Since the release of the PS4, the Vita has been referred to as a companion piece to the console, can be played remotely with some PS4 games on the Vita’s screen, similar to how some Wii U games are played on the console’s touchpad.

When the Vita was released, it came in two models: the standard Wi-Fi model priced at $299.99 and the 3G/WI-Fi model at $399.99. By comparison, players could buy a PS3 for the same price.  Despite its impressive features, the Vita’s price for both the system and the memory cards, which ranged from $29.99 to $99.99, were too high for many consumers.

Due to this, the Vita released with underwhelming sales and barely any games.

In September at the SCEJA Press Conference, Sony announced a new, slimmer model for the Vita, the PS Vita Slim essentially.

It still retains the front and rear touch screens, and the dual analog sticks, but loses the crisp OLED screen in favor of a LCD screen. Sony has touted the system as 20 percent thinner and 15 percent lighter than the original PS Vita, along with an extra hour of battery life.

This new slim Vita will come in six colors: pink, white, black, grey, yellow, and aqua blue. It released in Japan last autumn and was released in the UK on the Feb. 7.  No release date has been announced for the US.

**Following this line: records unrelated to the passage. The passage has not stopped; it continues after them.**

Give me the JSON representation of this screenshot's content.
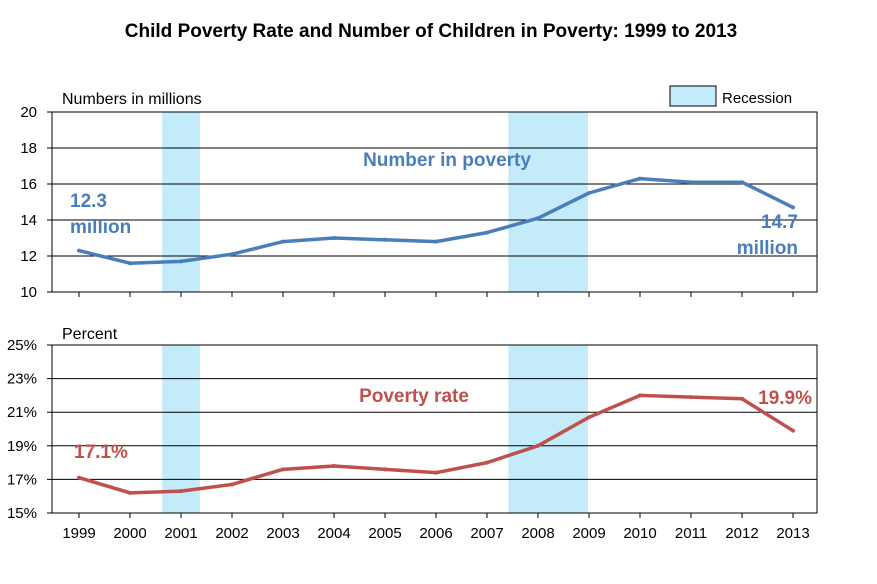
{
  "chart_data": {
    "title": "Child Poverty Rate and Number of Children in Poverty: 1999 to 2013",
    "legend": {
      "label": "Recession",
      "color": "#c4ebfa"
    },
    "x": [
      "1999",
      "2000",
      "2001",
      "2002",
      "2003",
      "2004",
      "2005",
      "2006",
      "2007",
      "2008",
      "2009",
      "2010",
      "2011",
      "2012",
      "2013"
    ],
    "recessions": [
      {
        "start": 2000.63,
        "end": 2001.37
      },
      {
        "start": 2007.42,
        "end": 2008.98
      }
    ],
    "panels": [
      {
        "type": "line",
        "unit_label": "Numbers in millions",
        "series_name": "Number in poverty",
        "color": "#4a7ebb",
        "ylim": [
          10,
          20
        ],
        "yticks": [
          "10",
          "12",
          "14",
          "16",
          "18",
          "20"
        ],
        "values": [
          12.3,
          11.6,
          11.7,
          12.1,
          12.8,
          13.0,
          12.9,
          12.8,
          13.3,
          14.1,
          15.5,
          16.3,
          16.1,
          16.1,
          14.7
        ],
        "start_label": [
          "12.3",
          "million"
        ],
        "end_label": [
          "14.7",
          "million"
        ]
      },
      {
        "type": "line",
        "unit_label": "Percent",
        "series_name": "Poverty rate",
        "color": "#c0504d",
        "ylim": [
          15,
          25
        ],
        "yticks": [
          "15%",
          "17%",
          "19%",
          "21%",
          "23%",
          "25%"
        ],
        "values": [
          17.1,
          16.2,
          16.3,
          16.7,
          17.6,
          17.8,
          17.6,
          17.4,
          18.0,
          19.0,
          20.7,
          22.0,
          21.9,
          21.8,
          19.9
        ],
        "start_label": "17.1%",
        "end_label": "19.9%"
      }
    ]
  }
}
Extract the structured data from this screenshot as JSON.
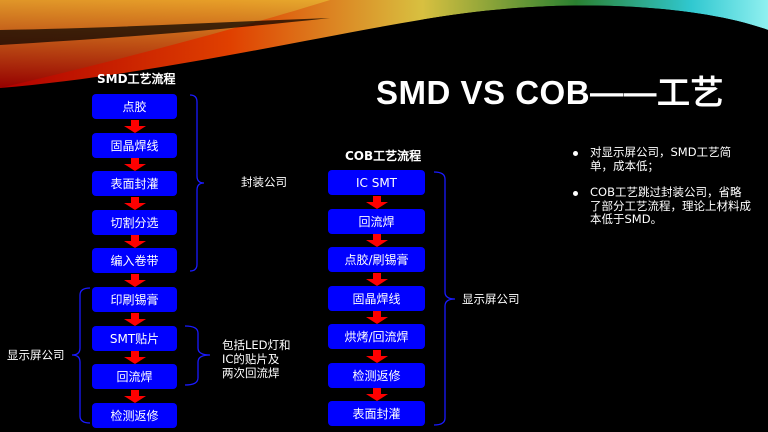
{
  "title": "SMD VS COB——工艺",
  "smd": {
    "title": "SMD工艺流程",
    "steps": [
      "点胶",
      "固晶焊线",
      "表面封灌",
      "切割分选",
      "编入卷带",
      "印刷锡膏",
      "SMT贴片",
      "回流焊",
      "检测返修"
    ],
    "labels": {
      "package": "封装公司",
      "display": "显示屏公司",
      "smt_note": [
        "包括LED灯和",
        "IC的贴片及",
        "两次回流焊"
      ]
    }
  },
  "cob": {
    "title": "COB工艺流程",
    "steps": [
      "IC SMT",
      "回流焊",
      "点胶/刷锡膏",
      "固晶焊线",
      "烘烤/回流焊",
      "检测返修",
      "表面封灌"
    ],
    "label": "显示屏公司"
  },
  "bullets": [
    "对显示屏公司，SMD工艺简单，成本低；",
    "COB工艺跳过封装公司，省略了部分工艺流程，理论上材料成本低于SMD。"
  ],
  "colors": {
    "box": "#0000ff",
    "arrow": "#ff0000",
    "bracket": "#1a1aff",
    "background": "#000000"
  }
}
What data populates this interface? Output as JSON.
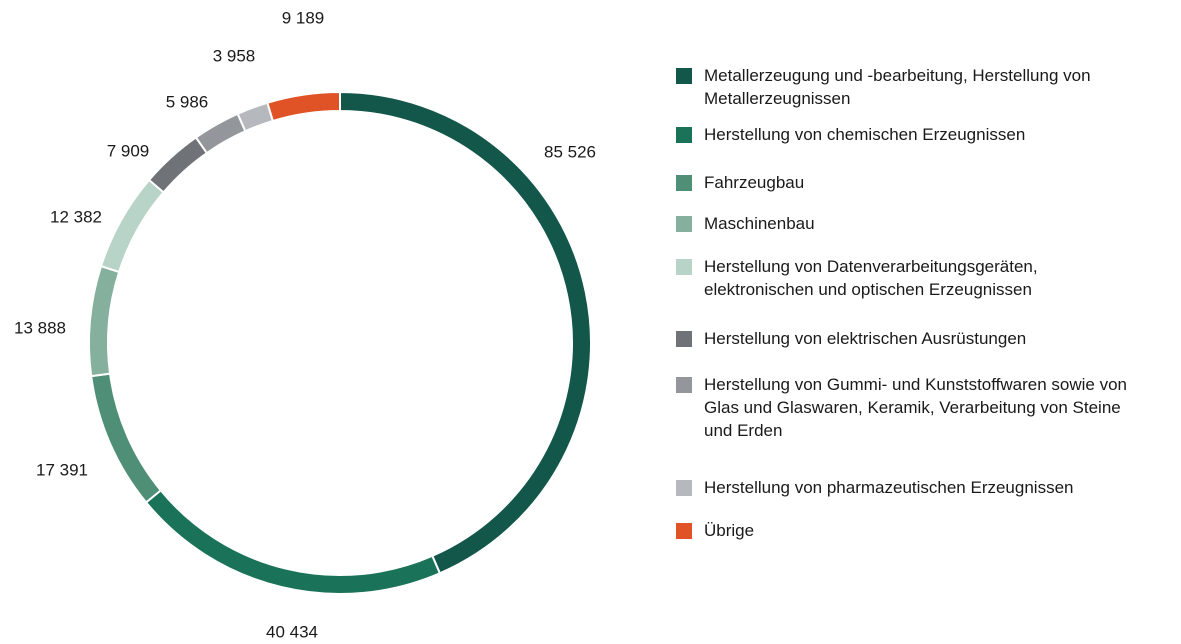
{
  "chart_data": {
    "type": "donut",
    "categories": [
      "Metallerzeugung und -bearbeitung, Herstellung von Metallerzeugnissen",
      "Herstellung von chemischen Erzeugnissen",
      "Fahrzeugbau",
      "Maschinenbau",
      "Herstellung von Datenverarbeitungsgeräten, elektronischen und optischen Erzeugnissen",
      "Herstellung von elektrischen Ausrüstungen",
      "Herstellung von Gummi- und Kunststoffwaren sowie von Glas und Glaswaren, Keramik, Verarbeitung von Steine und Erden",
      "Herstellung von pharmazeutischen Erzeugnissen",
      "Übrige"
    ],
    "values": [
      85526,
      40434,
      17391,
      13888,
      12382,
      7909,
      5986,
      3958,
      9189
    ],
    "value_labels": [
      "85 526",
      "40 434",
      "17 391",
      "13 888",
      "12 382",
      "7 909",
      "5 986",
      "3 958",
      "9 189"
    ],
    "colors": [
      "#12574a",
      "#1a7359",
      "#4f8f77",
      "#85b09e",
      "#b8d3c7",
      "#6f7378",
      "#93979c",
      "#b5b8bd",
      "#e05326"
    ]
  }
}
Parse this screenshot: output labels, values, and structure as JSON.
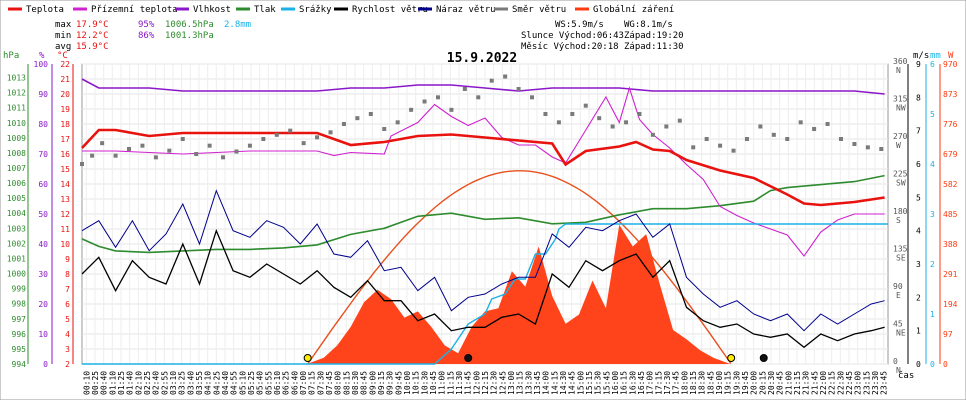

The PS Vita Slim will arrive in a “Mega Pack” bundle where it comes with 10 popular indie games from the likes of “Hotline Miami” to “Thomas Was Alone.”  The release of indie games for the system is making the Vita an indie game powerhouse.  More indie games are currently available for the Vita than games made by AAA studios.

With the Vita’s poor sales, developers have no guaranty that if they make a game for the Vita it will sell or even have an audience. Indie developers on the other hand, have nothing to lose because they want to make an audience so they will release the game on as many systems as possible.  For example, “Hotline Miami,” a popular indie title, has been released on the PC, PS3, PS Vita and PlayStation 4.

Though the PS Vita Slim has not been released statewide, speculations have indicated that it will be debuted in the United States at some point in the year.  Even though AAA companies are not currently releasing games for the Vita, gamers can count on indie developers to fill up the Vita’s library in time for a U.S. release.